An increase in skilled mix, normalization of pandemic-related costs, and the return of non-elective surgery volumes led to more stable financial numbers among nursing care providers with sufficient available data, according to a new report from Fitch Ratings.
“Fitch Ratings’ analysis of 3Q20 SNF operators with public financials found that performance improved relative to 2Q20, though not to pre-pandemic levels,” Fitch noted in its analysis.
The ratings agency analyzed the performance of Diversicare (OTC: DVCR), The Ensign Group (Nasdaq: ENSG), National Healthcare Corporation (NYSE American: NHC), Genesis HealthCare (NYSE: GEN), and ProMedica Senior Care.
Though Fitch acknowledged that these five companies, which unlike many providers disclose key operating statistics, represent only a small portion of the overall post-acute and long-term care market, the trends could spell relief for both operators and their real estate investment trust (REIT) partners — without additional help from the Washington.
“Assuming that REIT tenants have similar underlying facility-level cash flow profiles as the five operators in our study (less than 10% of beds nationally), tenants have sufficient cash flows to pay rent without government subsidies,” Fitch observed in its report.
Four of those five companies have taken advantage of federal relief under the CARES Act and other sources, with only the San Juan Capistrano, Calif.-based Ensign returning the government aid.
The analysis comes at a fluid time for both the operational and financial health of the sector. After declining during the summer, COVID-19 infection rates in nursing homes have shot past the highs posted in the spring; American Health Care Association (AHCA) CEO Mark Parkinson last Monday predicted that weekly case counts of 20,000 could soon be the norm, far surpassing the April peak of about 10,000, as the novel coronavirus continues to spread largely unchecked across the country.
A second stimulus package, meanwhile, remains in limbo as lawmakers in Washington continue to fight over contentious issues such as liability shields and the exact amount of direct support to citizens.
At the same time, the Food and Drug Administration’s decision to grant emergency approval to Pfizer’s COVID-19 vaccine late Friday provided a jolt of hope that the space could start inching back to normalcy.
In Fitch’s view, the exploding case counts will lead to short-term coverage strain in the fourth quarter of this year, followed by gradual recovery once vaccination against the virus becomes more common.
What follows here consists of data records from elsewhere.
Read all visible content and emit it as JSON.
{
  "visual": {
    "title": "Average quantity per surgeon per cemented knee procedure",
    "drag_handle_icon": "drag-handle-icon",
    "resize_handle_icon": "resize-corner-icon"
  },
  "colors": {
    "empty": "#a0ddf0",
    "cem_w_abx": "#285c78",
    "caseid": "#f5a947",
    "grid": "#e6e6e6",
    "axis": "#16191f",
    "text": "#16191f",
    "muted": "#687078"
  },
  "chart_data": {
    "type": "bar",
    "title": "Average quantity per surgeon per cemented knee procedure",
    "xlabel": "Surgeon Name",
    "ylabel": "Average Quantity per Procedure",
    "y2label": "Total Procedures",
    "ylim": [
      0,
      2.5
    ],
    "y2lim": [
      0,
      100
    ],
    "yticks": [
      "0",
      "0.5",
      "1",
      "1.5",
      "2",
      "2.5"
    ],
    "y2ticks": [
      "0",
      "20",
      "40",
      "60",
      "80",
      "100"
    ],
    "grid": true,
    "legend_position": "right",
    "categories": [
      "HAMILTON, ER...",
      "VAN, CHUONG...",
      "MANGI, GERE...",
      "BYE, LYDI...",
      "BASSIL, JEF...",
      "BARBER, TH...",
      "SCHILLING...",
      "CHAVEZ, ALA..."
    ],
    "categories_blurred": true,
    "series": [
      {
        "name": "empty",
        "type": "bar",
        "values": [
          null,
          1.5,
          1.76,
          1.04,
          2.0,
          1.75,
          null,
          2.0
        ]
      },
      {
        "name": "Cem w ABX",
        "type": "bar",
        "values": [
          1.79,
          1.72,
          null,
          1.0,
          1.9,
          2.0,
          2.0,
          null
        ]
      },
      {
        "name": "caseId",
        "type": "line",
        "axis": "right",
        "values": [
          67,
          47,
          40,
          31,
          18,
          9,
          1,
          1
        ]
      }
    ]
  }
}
“Fitch expects skilled mix and occupancy rates will slowly return to pre-pandemic levels after a vaccine is widely available, through a normalization in elective surgery volumes, a stable recovery in admissions of custodial and post-acute patients, and offset in part but not full by declines in Medicare reimbursement for COVID-19 patients,” the ratings agency noted.
Like other voices on the financial side of post-acute and long-term care, Fitch’s ultimate conclusion upholds the necessity of skilled nursing in the overall care landscape.
“However, in the long-term, Fitch believes that SNFs retain their place in the continuum of care in the U.S. health care system,” the ratings agency noted.